Publicado em O Estado de S. Paulo, 16/11/2004.
Educação e trabalho
Entre 127 países, o Brasil ocupa a triste 72ª. posição em matéria de qualidade de ensino. Essa é a conclusão do relatório da UNESCO publicado na semana passada (Education for All, Global Monitoring Report 2005, Paris: UNESCO, 2004).
Para a UNESCO, a qualidade da educação se baseia em quatro indicadores bastante elementares: a universalização do ensino fundamental, o nível de alfabetização dos adultos, a taxa de permanência até a 5ª. série e a paridade de gêneros nos estabelecimentos escolares.
O Brasil fica na 32ª. posição no primeiro indicador, na 67ª no segundo e na 66ª no que tange à paridade de gêneros. O indicador referente à permanência dos estudantes até a 5ª. série nos coloca na lamentável 87ª. posição.
As causas desse baixo desempenho são conhecidas: turmas superlotadas, professores mal qualificados, escolas mal equipadas e estudantes pouco estimulados.
É verdade que fizemos progressos nos últimos tempos. Entre 1993 e 2003, os brasileiros de dez anos ou mais que tinham, em média, 5 anos de escola, têm hoje 6,4 anos. Mas isso não é motivo para comemorações. Afinal, 6,4 anos de escola não são nada na sociedade do conhecimento.
Para o grupo dos jovens entre 20 e 24 anos, chega-se a 8,5 anos de estudo. Continua sendo muito pouco em um mercado de trabalho que demanda conhecimentos e condutas adequadas às novas tecnologias e modos de produzir.

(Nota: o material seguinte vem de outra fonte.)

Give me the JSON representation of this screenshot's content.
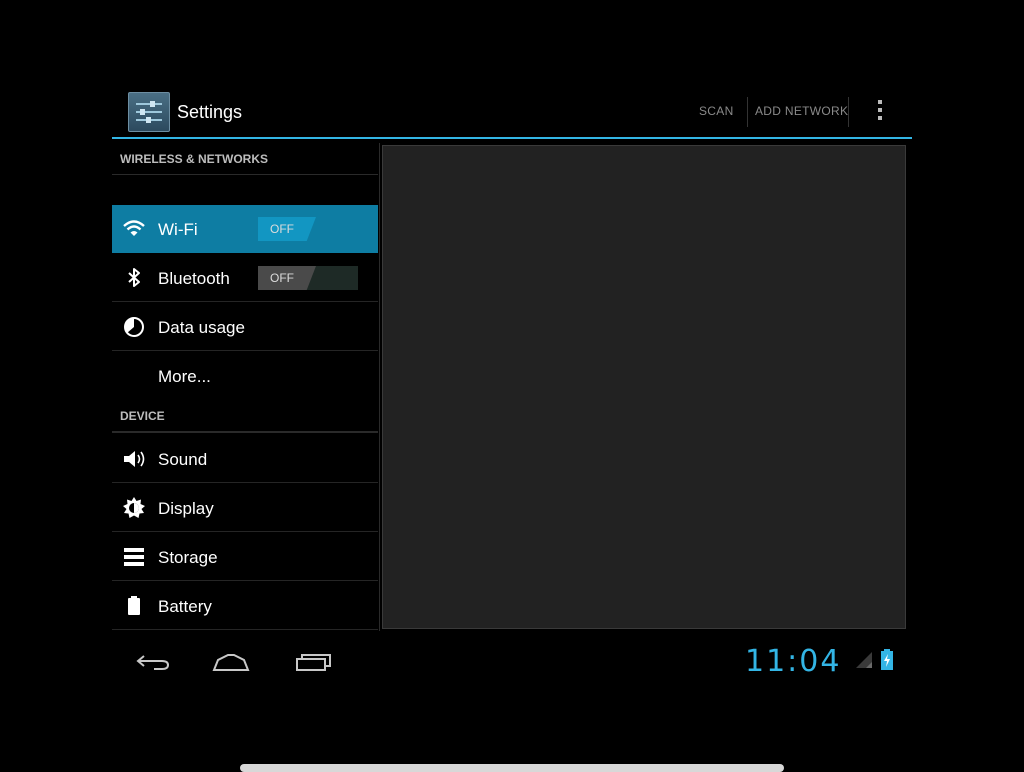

A proporção dos brasileiros que têm 11 anos ou mais de estudo passou de 14,4% em 1993 para 24,9% em 2003 (Pesquisa Nacional por Amostra de Domicílios, Rio de Janeiro: IBGE, 2003). Foi um avanço, sem dúvida. Mas isso é irrisório, pois só um quarto dos brasileiros completam o ensino médio ou chegam ao superior e três quartos ficam aquém dessa marca.
Por sua vez, o recrutamento está cada vez mais rigoroso. Em 2003, nas regiões metropolitanas, 98% das vagas oferecidas foram preenchidas por pessoas que cursaram 11 anos de escola ou mais. Quem estava abaixo disso, amargou um prolongado desemprego ou a precarização do trabalho.
Em suma, o nosso quadro educacional continua um desastre. Isso é ruim para as pessoas e péssimo para o país. Trata-se de um problema que tem raízes profundas. Os países que estão em melhor situação, tomaram providências há muito tempo. No referido relatório, a UNESCO relata que a matrícula de 96% das crianças na escola ocorrida no Brasil em 2002 foi atingida pela Coréia do Sul em 1959! Ou seja, estamos com quase meio século de atraso. A Irlanda atingiu a meta de educação secundária generalizada no início dos anos 60 e, dali para frente, entrou firme na educação superior. As duas nações são as que mais brilham em matéria de progresso nos dias de hoje.
Como no Brasil, todos os países que ampliaram a matrícula passaram em seguida por forte pressão por qualidade. Mas eles logo tomaram providências, melhorando a qualificação dos professores, reduzindo o tamanho das classes e re-equipando as escolas.
É verdade que a educação em algumas nações desenvolvidas também enfrenta problemas. Os testes de matemática, linguagem e ciências revelam desempenhos decrescentes dos alunos americanos, ingleses, alemães e franceses, devido às mesmas causas e com um agravante: nos últimos 30 anos as novas alternativas de trabalho surgidas para as mulheres (que são maioria na categoria docente) foram muito mais atraentes do que as do magistério. Os estudos mostram que isso teve um forte impacto negativo na qualidade do ensino. Mas, além de terem um nível educacional bem mais alto, esses países estão tomando providências enérgicas para remover as causas do baixo desempenho. A principal é a revalorização dos professores, acompanhada de treinamento contínuo.
O problema do desestímulo à carreira docente está presente no Brasil de forma muito mais grave pois, uma grande parte dos nossos professores do ensino fundamental não possui formação universitária e, em muitas regiões, a sua remuneração gira em torno do salário mínimo.
Emprego depende de crescimento econômico, educação de qualidade e legislação trabalhista modernizada. Por isso, não podemos ter ilusões. Será preciso um grande esforço durante várias décadas para o Brasil poder elevar o nível de empregabilidade.
O retorno da boa educação é alto para os cidadãos e mais alto ainda para a sociedade. O emprego e a renda são seus subprodutos imediatos. O bem estar coletivo e a ampliação dos horizontes das gerações futuras são retornos de longa duração e de cálculo inestimável para o progresso de uma nação.